Something to keep in mind about the process is what effect comparison will have. Through the process, you may find yourself constantly comparing where you are at now, versus where you want to be. The trick is not to allow this to become tiresome and whittle down your resolve. Find what motivates you during the process and keep your eye on the prize. If the process is reasonable and realistic, you should not lose sight of your goal.
4. Factoring in things beyond your control
You are one piece of the puzzle that is this world. We co-exist with all sorts, and this means that things around us have an impact on us, and we impact the existence of others … in both small and insignificant ways and profound ways too. Outside influences beyond our control may alter the course of something, even if temporarily.

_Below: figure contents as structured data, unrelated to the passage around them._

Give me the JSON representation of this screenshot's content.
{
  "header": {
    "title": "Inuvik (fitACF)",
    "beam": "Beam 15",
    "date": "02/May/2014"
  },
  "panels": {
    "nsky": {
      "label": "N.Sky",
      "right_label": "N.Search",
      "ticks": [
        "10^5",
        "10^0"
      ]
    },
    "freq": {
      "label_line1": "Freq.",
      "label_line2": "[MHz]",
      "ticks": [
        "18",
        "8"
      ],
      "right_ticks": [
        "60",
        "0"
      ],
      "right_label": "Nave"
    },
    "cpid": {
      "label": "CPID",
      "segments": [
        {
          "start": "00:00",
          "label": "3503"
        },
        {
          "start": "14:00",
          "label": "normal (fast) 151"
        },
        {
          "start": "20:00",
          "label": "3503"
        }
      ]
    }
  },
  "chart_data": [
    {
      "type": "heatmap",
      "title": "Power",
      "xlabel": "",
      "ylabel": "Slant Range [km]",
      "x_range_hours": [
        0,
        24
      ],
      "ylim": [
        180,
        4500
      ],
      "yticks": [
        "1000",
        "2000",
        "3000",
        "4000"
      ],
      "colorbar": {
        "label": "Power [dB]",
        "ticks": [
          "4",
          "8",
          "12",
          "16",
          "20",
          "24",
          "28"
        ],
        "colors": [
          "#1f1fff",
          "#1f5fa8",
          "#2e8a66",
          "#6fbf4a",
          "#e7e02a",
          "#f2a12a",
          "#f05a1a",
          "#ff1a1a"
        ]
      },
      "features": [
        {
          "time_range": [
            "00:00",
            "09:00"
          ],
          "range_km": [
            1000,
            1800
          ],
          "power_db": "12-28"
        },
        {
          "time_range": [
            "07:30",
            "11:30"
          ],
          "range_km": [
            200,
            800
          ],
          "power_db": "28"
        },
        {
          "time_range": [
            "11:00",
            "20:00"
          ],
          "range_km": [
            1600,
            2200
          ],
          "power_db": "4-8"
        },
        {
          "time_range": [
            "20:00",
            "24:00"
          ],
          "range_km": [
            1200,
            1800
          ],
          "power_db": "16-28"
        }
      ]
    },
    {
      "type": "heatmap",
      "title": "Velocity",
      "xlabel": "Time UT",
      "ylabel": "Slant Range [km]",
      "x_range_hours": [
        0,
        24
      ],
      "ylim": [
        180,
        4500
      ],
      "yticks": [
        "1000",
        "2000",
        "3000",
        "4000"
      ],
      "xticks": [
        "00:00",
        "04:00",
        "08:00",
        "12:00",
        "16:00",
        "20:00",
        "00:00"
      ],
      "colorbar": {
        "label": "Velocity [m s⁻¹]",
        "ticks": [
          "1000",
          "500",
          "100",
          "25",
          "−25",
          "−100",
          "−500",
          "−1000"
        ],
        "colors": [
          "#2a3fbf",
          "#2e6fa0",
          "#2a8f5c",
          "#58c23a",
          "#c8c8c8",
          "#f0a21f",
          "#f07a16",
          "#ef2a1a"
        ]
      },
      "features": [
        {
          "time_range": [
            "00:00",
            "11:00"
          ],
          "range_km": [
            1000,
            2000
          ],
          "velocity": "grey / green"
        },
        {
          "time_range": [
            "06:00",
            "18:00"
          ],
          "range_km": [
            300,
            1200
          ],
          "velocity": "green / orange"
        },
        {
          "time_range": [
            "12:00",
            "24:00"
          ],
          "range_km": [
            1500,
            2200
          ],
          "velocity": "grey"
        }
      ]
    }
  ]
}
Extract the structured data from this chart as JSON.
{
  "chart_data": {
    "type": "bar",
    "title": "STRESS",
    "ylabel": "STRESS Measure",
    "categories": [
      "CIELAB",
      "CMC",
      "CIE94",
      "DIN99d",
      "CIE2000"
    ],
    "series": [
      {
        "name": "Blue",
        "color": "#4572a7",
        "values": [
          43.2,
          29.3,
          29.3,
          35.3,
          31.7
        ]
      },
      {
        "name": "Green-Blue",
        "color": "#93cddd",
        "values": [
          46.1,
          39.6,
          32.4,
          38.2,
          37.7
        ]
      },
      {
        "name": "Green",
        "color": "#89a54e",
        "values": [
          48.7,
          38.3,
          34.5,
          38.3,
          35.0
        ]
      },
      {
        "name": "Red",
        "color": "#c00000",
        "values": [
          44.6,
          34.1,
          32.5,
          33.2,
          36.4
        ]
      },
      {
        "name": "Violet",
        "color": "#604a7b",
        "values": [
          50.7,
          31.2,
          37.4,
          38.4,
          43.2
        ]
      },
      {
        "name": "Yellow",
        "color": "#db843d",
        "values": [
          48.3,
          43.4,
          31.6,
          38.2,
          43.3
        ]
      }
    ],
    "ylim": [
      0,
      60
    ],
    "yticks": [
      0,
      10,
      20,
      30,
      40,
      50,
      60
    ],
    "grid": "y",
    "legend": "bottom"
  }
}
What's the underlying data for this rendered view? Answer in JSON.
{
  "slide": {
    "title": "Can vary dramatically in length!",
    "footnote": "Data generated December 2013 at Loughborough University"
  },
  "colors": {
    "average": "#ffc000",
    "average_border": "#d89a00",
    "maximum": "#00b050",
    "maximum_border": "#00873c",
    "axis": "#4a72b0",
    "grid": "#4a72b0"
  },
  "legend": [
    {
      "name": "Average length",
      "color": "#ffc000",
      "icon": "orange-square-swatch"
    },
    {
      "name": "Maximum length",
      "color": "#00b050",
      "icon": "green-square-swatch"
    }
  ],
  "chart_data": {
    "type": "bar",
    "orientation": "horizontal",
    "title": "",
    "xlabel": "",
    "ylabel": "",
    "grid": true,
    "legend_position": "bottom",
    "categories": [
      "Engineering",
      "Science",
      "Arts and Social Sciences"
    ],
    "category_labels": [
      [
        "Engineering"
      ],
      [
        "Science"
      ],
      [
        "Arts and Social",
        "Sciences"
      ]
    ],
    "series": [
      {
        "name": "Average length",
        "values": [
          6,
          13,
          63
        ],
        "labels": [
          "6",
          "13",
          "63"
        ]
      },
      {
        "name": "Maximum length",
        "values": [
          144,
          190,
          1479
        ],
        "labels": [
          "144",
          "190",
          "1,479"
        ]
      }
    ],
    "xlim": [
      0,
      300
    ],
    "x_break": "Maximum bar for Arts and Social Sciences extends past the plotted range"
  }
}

Your goal is not untouchable. It may just be that what you wish to accomplish is dependent on the decision someone else is in a prime position to make, like a promotion at work. Your goal may be to improve your job status, and you may set yourself up by making positive adjustments in order to gain the recognition you desire. You may achieve such recognition, but a senior employee may still make an otherwise decision based on other factors influencing their intended path (i.e. your goals and those of the business you work for may not be entirely on the same page).
Instances where a goal is reliant on external factors and influences, especially when these bear more weight on the outcome than what you are able to contribute or control yourself, may place it in a danger zone. It may not work out the way you want it to. It doesn’t necessarily mean that you have failed to achieve, but rather that things beyond your control were in play. This is a gamble you must be aware of at the outset of making these types of goals in the first place.